Running out of options to boost the flagging eurozone economy, the European Central Bank has taken a leaf out of the Federal Reserve’s play book and promised it is not going to put up the cost of borrowing anytime soon and indeed could cut interest rates further.
ECB head Mario Draghi said: “The Governing Council took the unprecedented step to give forward guidance in a rather more specific way than it ever did in the past. It says the key ECB interest rates to remain at present or lower levels for an extended period of time. It’s the first time the Governing Gouncil says so.”
Draghi said the decision to issue ‘forward guidance’ was driven by market volatility, which took hold after the Federal Reserve last month set out a plan to begin slowing its stimulus.
But he would not be more specific on how long ECB rates would stay at record lows. “It’s not six months, it’s not 12 months. It’s an extended period of time.”
The ECB met as political crisis in Portugal pushed the interest rates it is having to offer on its bonds to unsustainable levels.

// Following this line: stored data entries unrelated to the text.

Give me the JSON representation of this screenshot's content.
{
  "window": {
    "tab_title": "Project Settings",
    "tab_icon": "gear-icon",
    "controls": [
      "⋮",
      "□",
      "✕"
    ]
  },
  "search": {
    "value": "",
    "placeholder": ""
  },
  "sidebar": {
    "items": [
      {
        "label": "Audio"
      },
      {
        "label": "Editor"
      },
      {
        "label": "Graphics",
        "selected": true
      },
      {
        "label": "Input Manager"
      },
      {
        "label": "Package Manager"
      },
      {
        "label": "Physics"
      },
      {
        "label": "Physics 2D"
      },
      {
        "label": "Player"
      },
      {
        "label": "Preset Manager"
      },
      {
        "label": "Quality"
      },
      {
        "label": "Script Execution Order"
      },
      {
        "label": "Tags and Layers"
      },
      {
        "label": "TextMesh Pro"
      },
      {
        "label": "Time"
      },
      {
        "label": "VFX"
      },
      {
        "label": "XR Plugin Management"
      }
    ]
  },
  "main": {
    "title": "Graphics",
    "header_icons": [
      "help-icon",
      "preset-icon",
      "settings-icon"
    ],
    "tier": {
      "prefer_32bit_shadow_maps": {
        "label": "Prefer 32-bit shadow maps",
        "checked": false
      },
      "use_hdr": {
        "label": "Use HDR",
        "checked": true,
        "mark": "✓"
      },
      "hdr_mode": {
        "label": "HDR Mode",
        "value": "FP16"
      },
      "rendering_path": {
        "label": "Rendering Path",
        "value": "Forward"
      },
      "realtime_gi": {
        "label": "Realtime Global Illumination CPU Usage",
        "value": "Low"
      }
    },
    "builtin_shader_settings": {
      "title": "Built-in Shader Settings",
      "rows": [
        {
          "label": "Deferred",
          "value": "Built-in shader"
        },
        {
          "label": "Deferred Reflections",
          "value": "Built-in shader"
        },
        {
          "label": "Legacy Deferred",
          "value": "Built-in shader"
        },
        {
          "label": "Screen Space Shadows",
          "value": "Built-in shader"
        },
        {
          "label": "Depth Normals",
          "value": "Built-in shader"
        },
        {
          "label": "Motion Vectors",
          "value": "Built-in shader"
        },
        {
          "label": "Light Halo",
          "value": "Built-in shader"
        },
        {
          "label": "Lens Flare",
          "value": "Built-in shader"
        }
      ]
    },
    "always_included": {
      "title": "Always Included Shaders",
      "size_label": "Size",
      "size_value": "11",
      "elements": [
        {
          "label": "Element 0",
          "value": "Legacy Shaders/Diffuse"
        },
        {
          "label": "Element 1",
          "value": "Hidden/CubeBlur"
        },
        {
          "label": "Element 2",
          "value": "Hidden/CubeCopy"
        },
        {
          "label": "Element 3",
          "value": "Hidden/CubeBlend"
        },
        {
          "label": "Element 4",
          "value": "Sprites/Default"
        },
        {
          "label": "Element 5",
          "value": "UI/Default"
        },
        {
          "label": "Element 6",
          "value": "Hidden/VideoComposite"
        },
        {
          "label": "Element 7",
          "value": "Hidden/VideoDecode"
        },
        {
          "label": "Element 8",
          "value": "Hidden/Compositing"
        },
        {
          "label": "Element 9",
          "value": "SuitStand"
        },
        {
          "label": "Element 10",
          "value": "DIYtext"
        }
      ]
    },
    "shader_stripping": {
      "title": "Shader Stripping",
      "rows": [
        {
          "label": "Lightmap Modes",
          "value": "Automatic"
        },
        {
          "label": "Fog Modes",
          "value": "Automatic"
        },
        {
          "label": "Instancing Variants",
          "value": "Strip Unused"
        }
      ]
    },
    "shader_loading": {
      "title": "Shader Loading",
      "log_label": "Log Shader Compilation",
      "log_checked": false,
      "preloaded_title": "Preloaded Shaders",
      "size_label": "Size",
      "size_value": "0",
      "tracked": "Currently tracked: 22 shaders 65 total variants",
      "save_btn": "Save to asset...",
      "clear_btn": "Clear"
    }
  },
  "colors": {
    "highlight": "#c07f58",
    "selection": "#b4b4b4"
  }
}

Draghi said ECB rules meant it could not intervene to help, but he had encouraging words for Lisbon: “I think Portugal has achieved very remarkable results. It has certainly been a painful route and the results that have been achieved have been quite significant, remarkable, if not outstanding.”
The tensions in Portugal, and in Greece, risk sapping confidence one
year after Draghi imposed some calm by vowing to do “whatever it takes” to save the euro.
Meanwhile in London, the Bank of England’s new governor Mark Carney chaired his first policy meeting.
There were no new moves to boost the UK economy. The main interest rate stays at 0.5 percent and stimulus through asset purchases – quantitative easing – will continue unchanged.
But Carney and the other policymakers did signal they could start giving more detailed guidance as soon as next month on when interest rates could change.
And they told the financial markets that the UK’s economy is not yet doing well enough to justify a recent rise in the amount of interest investors are expecting in return for buying British government bonds.